Bu konudaki tartışması bir yana, TBMM’de önceki gün yaşanan görüntü toplumun geriliminin azaltılması, siyasetin insani hasletleri öne çıkarabileceğine dönük imajları açısından önemliydi…
Nitekim Cumhurbaşkanı Erdoğan’ın konuşması sonrasında, Genel Kurul arkasındaki odaya davet etmesi üzerine, salonda bulunan partilerin liderlerinin gitmesi…
Karşılıklı olarak sohbet edip iyi niyetlerini dile getirmesi de önemliydi…
Bunlar olması gerekenler…
SİYASETİN MATEMATİĞİ…
Ancak hemen belirteyim ki, iş sandığa ve siyasetin diğer tarafına gelince aynı durumu bugüne kadar hiç göstermedi.
Yani, bu görüntülere bakarak TBMM’de olası oylama sonucuna yönelik okuma yapmak ve bu görüntüyle bakarak kolları sıvamak doğru sonuca ulaştırmaz.
Buna bakarak kolları sıvayanları da sıkıntıda bırakır.
Bunun en iyi örnekleri 1980, 1990’lı yıllarda TBMM’de yaşandı…
Referandumsuz bir şekilde geçeceği sanılan teklifler, referanduma mahkum kaldı…
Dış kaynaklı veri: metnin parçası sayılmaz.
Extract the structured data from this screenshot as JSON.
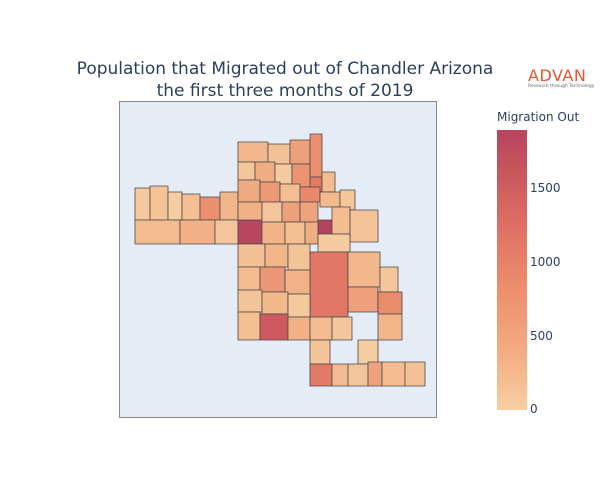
{
  "title": {
    "line1": "Population that Migrated out of Chandler Arizona",
    "line2": "the first three months of 2019"
  },
  "logo": {
    "brand": "ADVAN",
    "tagline": "Research through Technology",
    "color": "#e8552e"
  },
  "colorbar": {
    "title": "Migration Out",
    "ticks": [
      "1500",
      "1000",
      "500",
      "0"
    ],
    "range": [
      0,
      1900
    ],
    "colors": [
      "#f6cfa1",
      "#f3aa80",
      "#ec8c6b",
      "#da6a62",
      "#b6435c"
    ]
  },
  "map": {
    "background": "#e5ecf6",
    "max_highlight_color": "#b6435c"
  }
}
Dolayısıyla, siyasetin matematiği kendine has özelliklere sahiptir…
Milletvekilinin ikbal beklentisi, konvansiyonel aritmetiğin “çarpı” işareti gibidir…
CHP’nin geçen seçim DEVA, Gelecek ve Saadet ile yaptığı gibi, öteki partinin listesinden seçime girmek de “artı” işaretine benzer.
Karşı ittifakta oluşan ve aynı tabana hitap eden partiler ise bu işin “bölme” işaretine denk düşer.
Eğer aynı bölgedeki sırası için, ittifak içindeki partilerden gelen talepler de “eksi” işareti gibi fonksiyon gösterir.
Dolayısıyla siyasette, bir artı bir, iki etmez…
Bazen üç, bazen de sıfır sonucunu verebilir…
KOMİSYONUN SAĞLADIĞI
Bütün bunlara karşın, önceki gün oluşan havanın ardında Terörsüz Türkiye kapsamında Meclis’te oluşturulan Milli Dayanışma, Kardeşlik ve Demokrasi (MDKD) Komisyonu’nun payının olduğu aşikar…
Çünkü öteki görenleri birbirine yakınlaştırdı; aynı salonda dile getirilen beklentilerin aslında aykırı şeyler olmadığı konusundaki ikna zeminini oluşturdu…
Daha bir yıl önce yan yana gelip bir kanun üzerinde ittifak yapmaları olası olmadığı düşünülen MHP ve DEM’i aynı bakışta buluşturdu...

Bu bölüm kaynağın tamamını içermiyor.